На лице Альбора появилась улыбка:
— Мне приятного слышать, что мой коллега так лестно отзывался обо мне, — он коротко и тепло взглянул на Одо и вновь обратился ко мне: — Рад нашему знакомству.
Пока два художника активно обсуждали своё творчество, я краем уха услышала отдалённо знакомый голос:
— … Пришло даже больше, чем мы ожидали.
— Спокойно, Рейнсли, не дрейфь. Я знаю, что делаю, — послышалось в ответ.
Я растерянно обернулась. Где же говорившие? Я уверена, это был тот самый Рейнсли и…
— Но если Ваша Светлость опростоволосится… — в одном из мужчин, бывших за моей спиной, я по движению губ узнала Рейнсли. Он стоял ко мне лицом, а вот его собеседник — затылком. Высокий блондин лишь рассмеялся на заявление лорда и ответил своим невероятно глубоким баритоном:
— В таком случае, Рейнсли, я вскочу и сорву с себя рубашку, дабы прилюдно перенести мой позор.
Глава 15. Ну здравствуй, милый Фавиан
Что-то очень приятно ёкнуло в груди, когда светловолосый мужчина коротко повернул голову в мою сторону. Он был красив, как бог: под тёмно-каштановым жилетом, белой рубашкой и чёрными брюками явно проглядывалось атлетическое телосложение, короткие волосы с пробором на левую сторону аккуратно уложены, на прямоугольном лице красовался прямой нос, вместе с ним — густые, на два тона темнее волос брови, высокие скулы, мощная челюсть и слегка пухлые губы, которые украшает тонкий шрам. Но глаза… Миндалевидные, с хитринкой, янтарного цвета — эти глаза я бы узнала из тысячи. Его взгляд, внимательно пробежавший по гостям, вновь обжёг меня, как тогда, когда смотрел из окна кареты, оглядывая простой люд на улицах. "Так значит, это был Дроут…" — подумала я. Блондин же вернулся к разговору с Рейнсли, а для меня весь остальной мир перестал существовать. Среди безликой толпы я видела лишь мощную спину, скованную, казалось бы, ненужной ей одеждой, а из головы не выходили его последние слова. Голоса, подобного этому, мне ещё не доводилось слышать — наверное, именно поэтому он застрял у меня в мыслях и не желал покидать их. Разве это законно — быть таким божественно прекрасным и дьявольски сексуальным?!

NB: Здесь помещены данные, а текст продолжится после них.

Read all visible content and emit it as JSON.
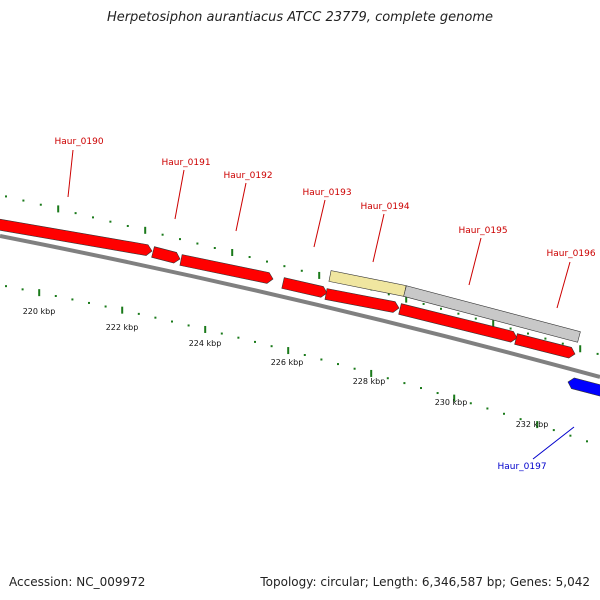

— Моя дорогая, с Вами всё в порядке? — отвлёк меня от желанного образа чуть взволнованный голос Одо.
— А? — я повернулась с нему.
— Вы застыли на месте и даже моргать перестали, — сообщил художник.
— А-а… Всё в порядке, Одо. Спасибо за беспокойство, — я улыбнулась. Надеюсь, Дроут у меня на крючке…
Выпив шампанского, мы с Одо и Альбором заняли места. Аукцион начинался: постепенно на сцене появились постаменты, вещи на которых были скрыты от глаз посетителей кусками плотной ткани. Я быстро огляделась в поисках Дроута и обнаружила его светлую макушку. Он сидел несколько рядов назад от меня и, к счастью, на той же стороне, что и я. Между сиденьями пролегал проход, разделяющий ряды на "правый" и "левый", и мы с Дроутом оказались на правой стороне.
На сцену вышел солидный упитанный мужчина средних лет в дорогом костюме. Мне сразу подумалось, что это явно какой-то важный тип, если не сам владелец этого аукциона. Мои догадка подтвердилась после его слов:
— Я приветствую всех собравшихся здесь, на этом торжественном мероприятии. Семья Бинхмнарс и я, Коллин Бинхмнарс, как её почтенный представитель, рады из года в год предоставлять вам всем возможность вновь собраться здесь, встретиться со старыми друзьями, выпить, поговорить по душам, ну и конечно — куда же без этого! — приобрести что-нибудь ценное персонально для Вас. Все представленные сегодня вещи — доподлинные оригиналы, и ничего похожего вам не найти. Они исключительно раритетные, и я надеюсь, вы, мои дорогие друзья, оцените их по достоинству. А сейчас я рад сообщить: тринадцатый ежегодный аукцион объявляется открытым!
Под звуки аплодисментов мужчина поклонился, сошёл со сцены и занял место на первом ряду. У меня неприятные мурашки пробежали по коже от всего этого пафоса. Богатеи явно тяготеют к ярким театральным эффектам… От нечего делать придумывают себе какие-то весёлые игры, а потом играют, чтобы прогнать скуку. Интересно, Дроут тоже здесь, чтобы просто развлечься?
Торги начались. Первым лотом выставили старинную скрипку великого, по словам аукциониста, музыканта Ривелло Форнини Старшего. Первоначальной ценой была тысяча золотых. И тут понеслось… Руки из зала вздымались раз за разом, а вместе с этим стоимость скрипки возрастала сначала до тысячи пятьсот золотых, затем до двух, трёх, четырёх… В конце концов счастливая скрипка отошла не менее счастливому обладателю поистине хомячьих щёк за пять тысяч двести тридцать одну золотую монету. Я удивлённо наблюдала за его довольной мордой. Если это музыкант, то очень и очень богатый и известный… Но мои догадки разрушил Одо, шепнув мне:
— Дурак Харриссон вечно всем пытается доказать, что он ценитель высокой музыки, а у самого даже слуха нет, — и художник хмыкнул, покосившись на обсуждаемого. Я лишь покачала головой: "Всё с вами ясно, господа…"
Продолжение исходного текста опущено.